Conditional assumptions are based on a syllogism like this:
“If you loved me, you’d pick me up at the subway station after work (or do the dishes, or show more sexual interest, or get home earlier, or help me when I’m tired, or spell me with caring for the kids, or fix things in the house, or finish school so you could get a real job).”
Some other variations:
“If you were a real friend, you’d initiate more often (or just spend some time with me rather than always having something else to do, or take more interest in my problems).”
“If they valued my work here, they’d get me a nicer desk (or give me a raise, or give me a better secretary, or ask what happened when I was sick last week).”

It’s possible to love or care for someone and still not meet his or her needs. Disappointing others does not make one uncaring, and caring doesn’t obligate one to never disappoint. No matter how much someone loves you, that person is still responsible for taking care of his or her own basic needs. That person is still responsible for saying no, setting boundaries, and protecting his or her own limits. “If they cared, if they loved me,” is a setup to make you feel righteous and make the other person feel bad. Truthfully, it’s a strategy for manipulation. But the result is rarely what you might hope. In the long run, making others feel bad doesn’t reinforce them to do what you want, it makes them want to run away, to avoid you.

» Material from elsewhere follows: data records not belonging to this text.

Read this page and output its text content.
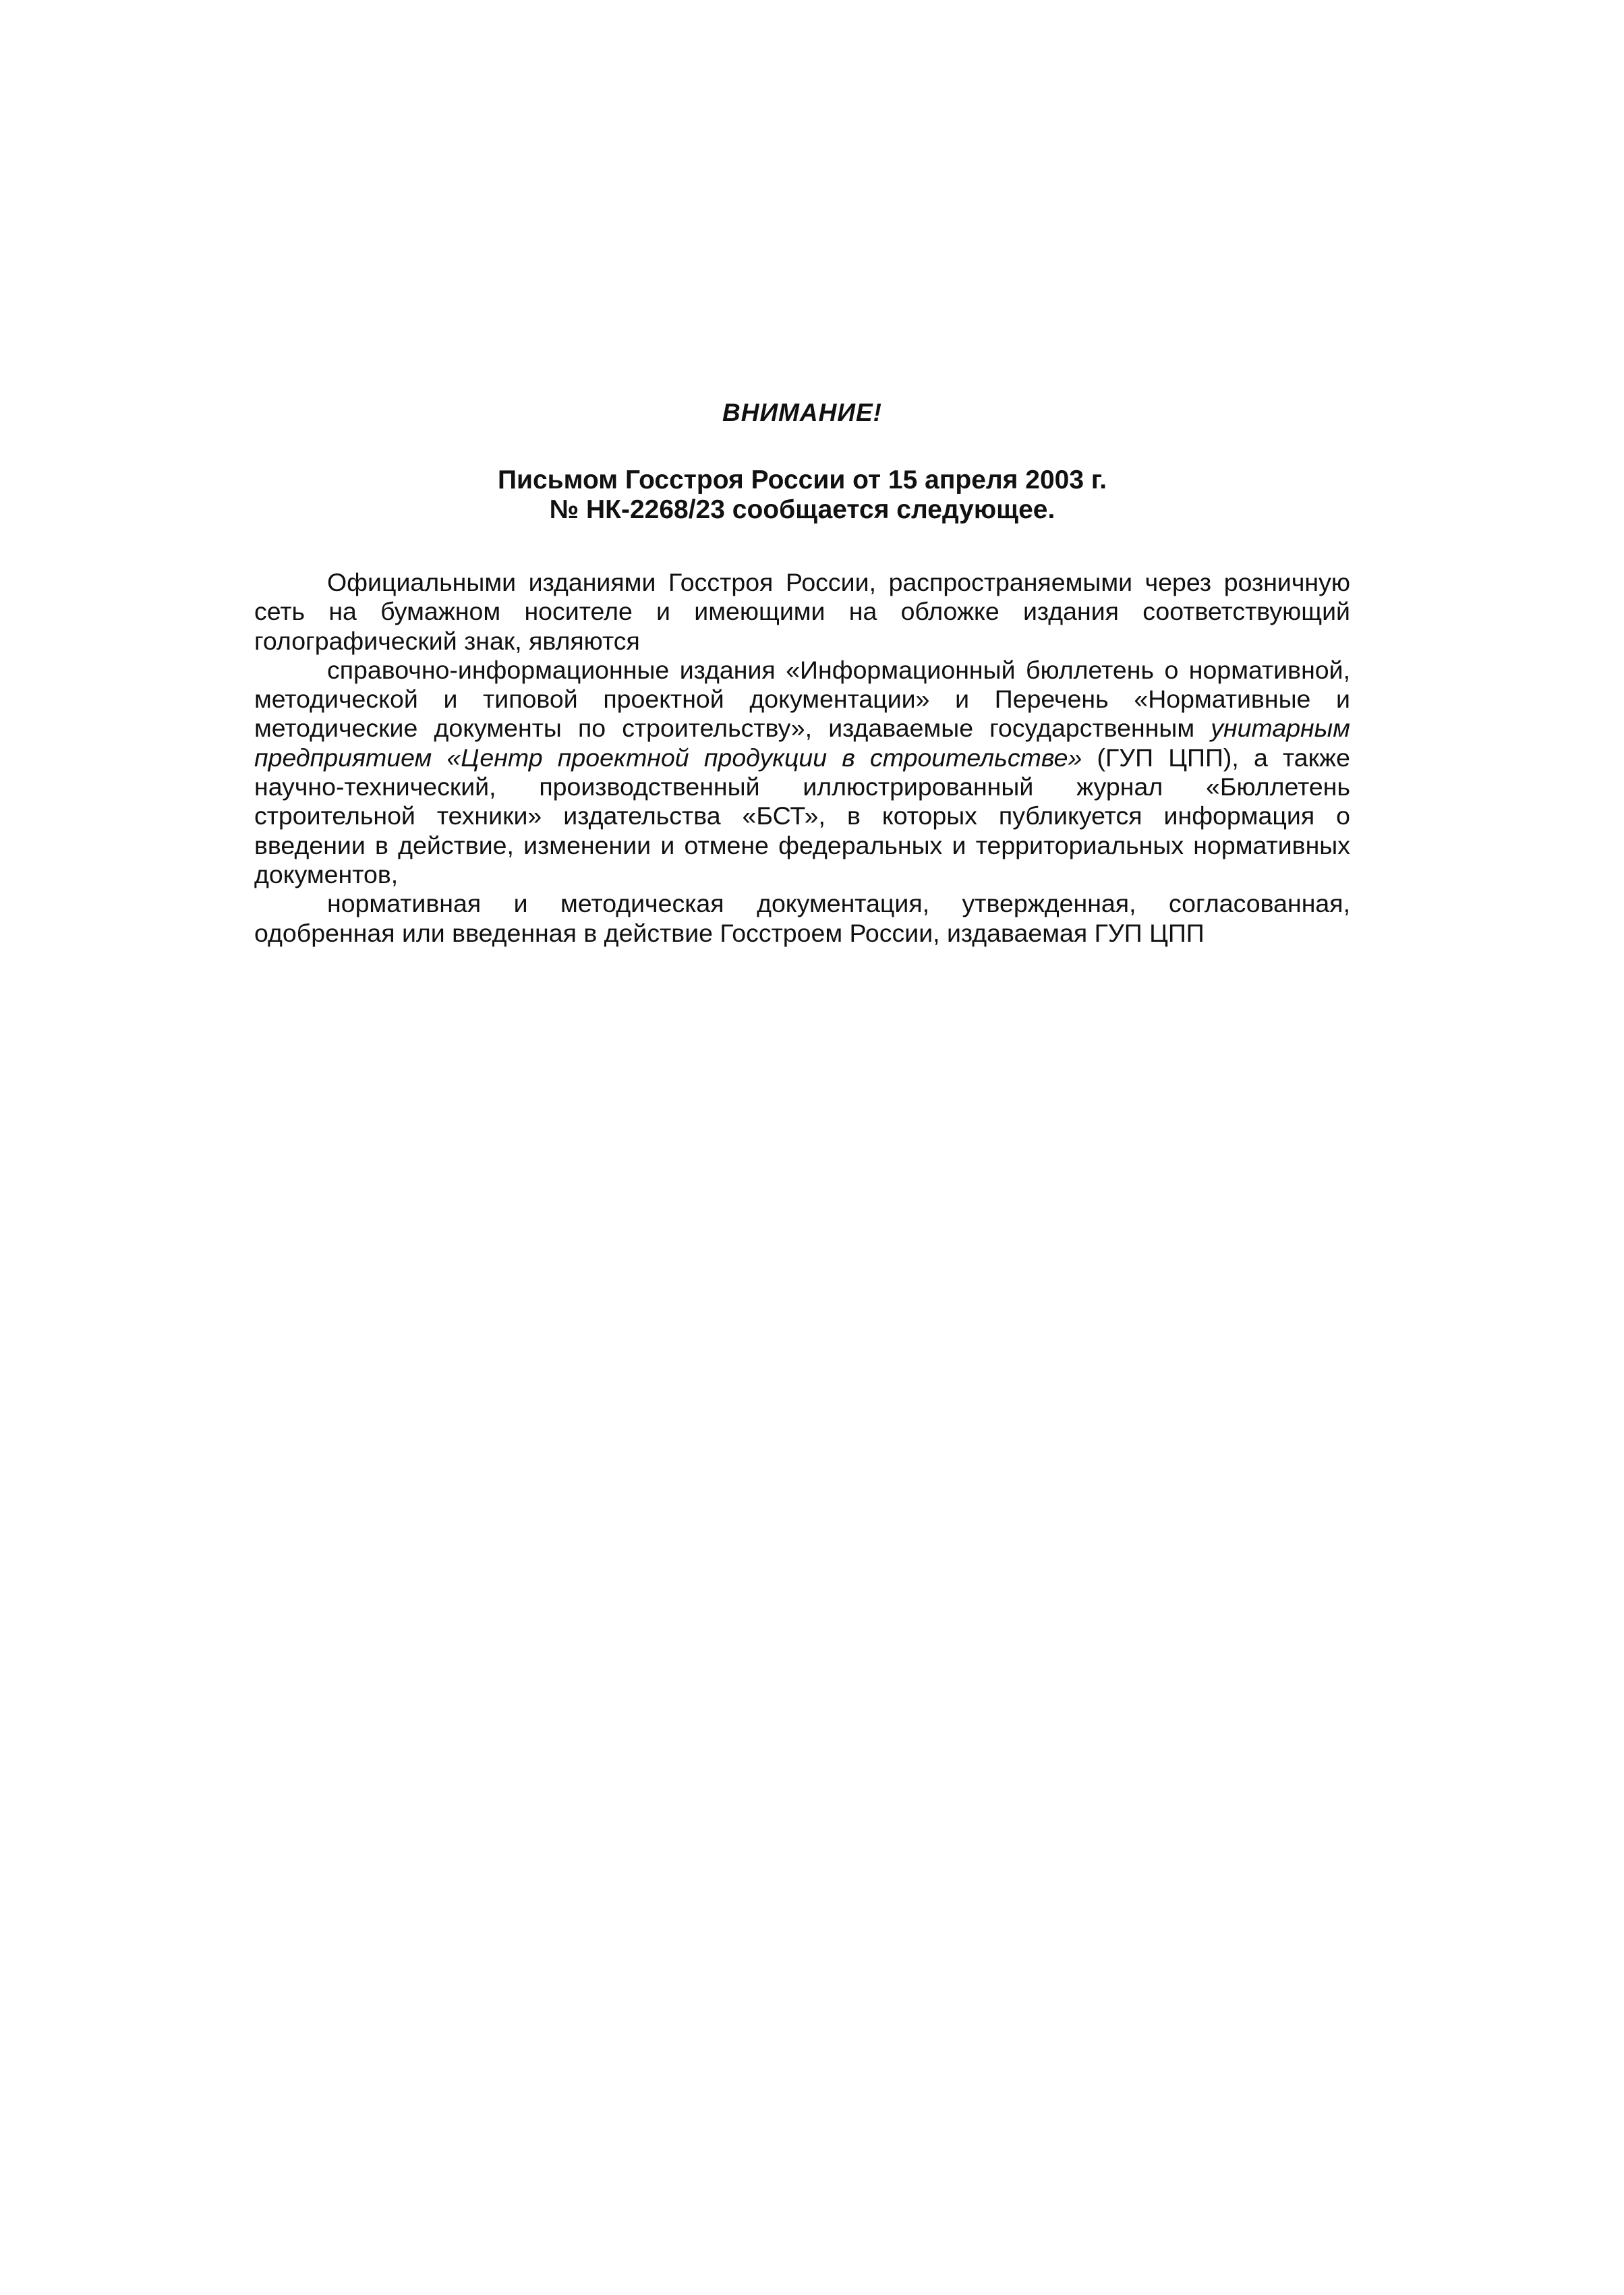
ВНИМАНИЕ!
Письмом Госстроя России от 15 апреля 2003 г.
№ НК-2268/23 сообщается следующее.

Официальными изданиями Госстроя России, распространяемыми через розничную сеть на бумажном носителе и имеющими на обложке издания соответствующий голографический знак, являются

справочно-информационные издания «Информационный бюллетень о нормативной, методической и типовой проектной документации» и Перечень «Нормативные и методические документы по строительству», издаваемые государственным унитарным предприятием «Центр проектной продукции в строительстве» (ГУП ЦПП), а также научно-технический, производственный иллюстрированный журнал «Бюллетень строительной техники» издательства «БСТ», в которых публикуется информация о введении в действие, изменении и отмене федеральных и территориальных нормативных документов,

нормативная и методическая документация, утвержденная, согласованная, одобренная или введенная в действие Госстроем России, издаваемая ГУП ЦПП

Exercise: List the times you have disappointed someone you loved or cared for. Remember the times you have had to make difficult choices, when you decided to take care of your own needs over someone else’s. As you think back, notice how little your choice had to do with how much you loved, but rather how much you needed, or how much you were afraid, or how much energy you had.

Coping statements:
1. “Disappointing someone doesn’t mean you don’t care.

2. 2. “Our biggest task, no matter how much we love, is to take care of ourselves.”
3. “His or her needs are as legitimate as mine, and we can negotiate.”